Ireland's manager hails their 'greatest team'
Roy Torrens, Ireland's manager, has called his side that won the ICC World Cup Qualifier tournament in South Africa on Sunday as the best to represent the country.
"They are even better than the side that shocked Pakistan and Bangladesh at the last World Cup," said Torrens, a former Ireland player who has been manager since 2004. Ireland lived up to their favourites billing all through the tournament, waltzing through the preliminary league phase with five wins in five and topping the tables in the Super Eights before mauling Canada by nine wickets in the final.
An indication of how seriously Ireland were treating this tournament, and the chance to re-affirm their status as the leading Associate nation, was that players were banned from drinking alcohol and carbonated drinks throughout the event.
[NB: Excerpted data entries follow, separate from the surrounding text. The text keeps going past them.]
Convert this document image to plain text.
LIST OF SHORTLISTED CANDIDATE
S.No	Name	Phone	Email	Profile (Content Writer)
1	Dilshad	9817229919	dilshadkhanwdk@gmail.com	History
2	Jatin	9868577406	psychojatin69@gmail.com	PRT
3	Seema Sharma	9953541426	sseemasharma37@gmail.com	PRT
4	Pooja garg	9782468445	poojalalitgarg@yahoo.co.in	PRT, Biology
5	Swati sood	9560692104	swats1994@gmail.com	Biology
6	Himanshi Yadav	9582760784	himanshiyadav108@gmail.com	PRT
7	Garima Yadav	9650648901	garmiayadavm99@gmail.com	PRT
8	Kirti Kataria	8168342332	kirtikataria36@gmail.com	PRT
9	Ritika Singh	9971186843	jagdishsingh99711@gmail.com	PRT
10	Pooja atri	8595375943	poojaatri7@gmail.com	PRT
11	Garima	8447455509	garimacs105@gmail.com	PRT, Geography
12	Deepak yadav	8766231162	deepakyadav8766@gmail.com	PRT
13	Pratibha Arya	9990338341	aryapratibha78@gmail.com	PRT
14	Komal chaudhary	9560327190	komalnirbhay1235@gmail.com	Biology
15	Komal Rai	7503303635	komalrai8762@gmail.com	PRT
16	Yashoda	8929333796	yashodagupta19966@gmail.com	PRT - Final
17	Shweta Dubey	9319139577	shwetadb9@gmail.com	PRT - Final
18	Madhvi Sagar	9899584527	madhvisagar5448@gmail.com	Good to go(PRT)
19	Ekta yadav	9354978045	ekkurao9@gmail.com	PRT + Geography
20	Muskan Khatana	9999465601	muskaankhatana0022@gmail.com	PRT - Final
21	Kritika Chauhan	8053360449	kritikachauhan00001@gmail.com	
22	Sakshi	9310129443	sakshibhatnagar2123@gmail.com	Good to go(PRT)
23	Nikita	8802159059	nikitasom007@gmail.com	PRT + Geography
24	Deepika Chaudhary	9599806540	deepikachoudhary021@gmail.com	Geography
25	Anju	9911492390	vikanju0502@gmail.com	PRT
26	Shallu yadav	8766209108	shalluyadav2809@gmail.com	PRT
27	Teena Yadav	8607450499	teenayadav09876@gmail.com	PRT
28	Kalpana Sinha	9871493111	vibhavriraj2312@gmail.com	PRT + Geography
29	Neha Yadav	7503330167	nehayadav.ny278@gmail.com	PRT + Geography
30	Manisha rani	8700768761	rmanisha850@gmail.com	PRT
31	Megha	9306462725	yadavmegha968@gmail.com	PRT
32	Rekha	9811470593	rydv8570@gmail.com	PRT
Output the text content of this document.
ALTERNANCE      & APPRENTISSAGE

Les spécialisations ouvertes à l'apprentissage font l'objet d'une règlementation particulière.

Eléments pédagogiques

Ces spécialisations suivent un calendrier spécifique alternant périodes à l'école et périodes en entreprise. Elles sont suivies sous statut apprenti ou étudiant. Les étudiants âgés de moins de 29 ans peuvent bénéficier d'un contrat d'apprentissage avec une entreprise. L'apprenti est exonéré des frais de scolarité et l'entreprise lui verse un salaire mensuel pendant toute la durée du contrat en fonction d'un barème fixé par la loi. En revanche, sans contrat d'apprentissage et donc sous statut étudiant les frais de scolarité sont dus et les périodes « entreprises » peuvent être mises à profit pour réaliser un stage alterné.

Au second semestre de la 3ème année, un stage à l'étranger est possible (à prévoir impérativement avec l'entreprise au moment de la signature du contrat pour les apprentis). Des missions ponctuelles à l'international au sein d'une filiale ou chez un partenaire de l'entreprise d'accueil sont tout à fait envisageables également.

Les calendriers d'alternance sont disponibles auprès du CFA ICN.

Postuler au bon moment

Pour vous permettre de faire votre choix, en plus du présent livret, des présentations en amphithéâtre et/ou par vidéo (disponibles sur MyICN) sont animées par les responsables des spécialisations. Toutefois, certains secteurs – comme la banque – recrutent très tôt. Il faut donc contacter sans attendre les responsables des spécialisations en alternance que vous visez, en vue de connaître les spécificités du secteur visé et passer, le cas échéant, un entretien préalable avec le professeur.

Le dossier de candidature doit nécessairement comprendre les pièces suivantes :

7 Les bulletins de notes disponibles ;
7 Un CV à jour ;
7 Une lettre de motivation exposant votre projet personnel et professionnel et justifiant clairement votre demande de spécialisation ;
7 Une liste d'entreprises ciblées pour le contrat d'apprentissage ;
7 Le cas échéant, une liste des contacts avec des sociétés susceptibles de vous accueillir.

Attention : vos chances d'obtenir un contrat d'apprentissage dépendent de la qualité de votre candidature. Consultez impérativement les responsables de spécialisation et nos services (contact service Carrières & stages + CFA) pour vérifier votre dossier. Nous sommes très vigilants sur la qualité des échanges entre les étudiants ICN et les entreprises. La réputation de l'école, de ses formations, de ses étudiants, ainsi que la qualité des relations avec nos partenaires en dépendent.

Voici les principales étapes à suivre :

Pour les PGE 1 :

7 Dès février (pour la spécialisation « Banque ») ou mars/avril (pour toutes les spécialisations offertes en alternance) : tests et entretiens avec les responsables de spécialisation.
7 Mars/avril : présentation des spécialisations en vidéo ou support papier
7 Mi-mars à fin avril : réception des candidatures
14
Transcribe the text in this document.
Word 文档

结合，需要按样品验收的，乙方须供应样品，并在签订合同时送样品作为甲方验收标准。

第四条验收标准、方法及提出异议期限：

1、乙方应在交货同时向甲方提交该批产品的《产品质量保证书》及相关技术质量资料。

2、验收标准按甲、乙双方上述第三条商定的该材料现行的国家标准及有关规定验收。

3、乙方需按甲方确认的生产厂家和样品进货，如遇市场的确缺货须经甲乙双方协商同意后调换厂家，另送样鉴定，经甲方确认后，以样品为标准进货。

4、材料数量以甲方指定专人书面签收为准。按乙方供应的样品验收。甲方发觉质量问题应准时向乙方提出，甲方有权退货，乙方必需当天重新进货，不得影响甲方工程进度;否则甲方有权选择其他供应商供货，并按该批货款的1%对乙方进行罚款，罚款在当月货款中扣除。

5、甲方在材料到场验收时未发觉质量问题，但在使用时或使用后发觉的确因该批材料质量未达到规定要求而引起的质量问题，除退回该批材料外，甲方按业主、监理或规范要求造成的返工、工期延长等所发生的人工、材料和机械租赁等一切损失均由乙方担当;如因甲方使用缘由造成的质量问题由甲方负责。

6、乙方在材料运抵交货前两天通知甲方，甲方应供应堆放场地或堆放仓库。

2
They were even subjected to daily breathalyser tests to make sure the ban was followed. "Not one player failed a test," Torrens told AFP. "All they drank from the start of the tournament until after the final was still water and it obviously worked wonders."
ICC president David Morgan also congratulated Ireland on their strong show. "Ireland showed in 2007 [World Cup] how it is possible for the top Associate teams to spring surprises at that level," he said, "and I know that having won the ICC Cricket World Cup Qualifier they will be out to demonstrate that the last time was not a fluke."
He also lauded efforts of the other three teams which qualified for the 2011 World Cup. "The main goal the teams had beforehand was qualification and so it was also a great tournament for Canada, Kenya and the Netherlands."
Afghanistan missed out on making the World Cup but grabbed the headlines with a sixth-place finish that gained them ODI status. "Perhaps the great success story of this event was through the exploits of the Afghanistan players and for them to win ODI status is a remarkable achievement for one of the ICC's newer members," Morgan said. "The ICC will be doing everything possible to make sure the game is brought forward in that part of the world."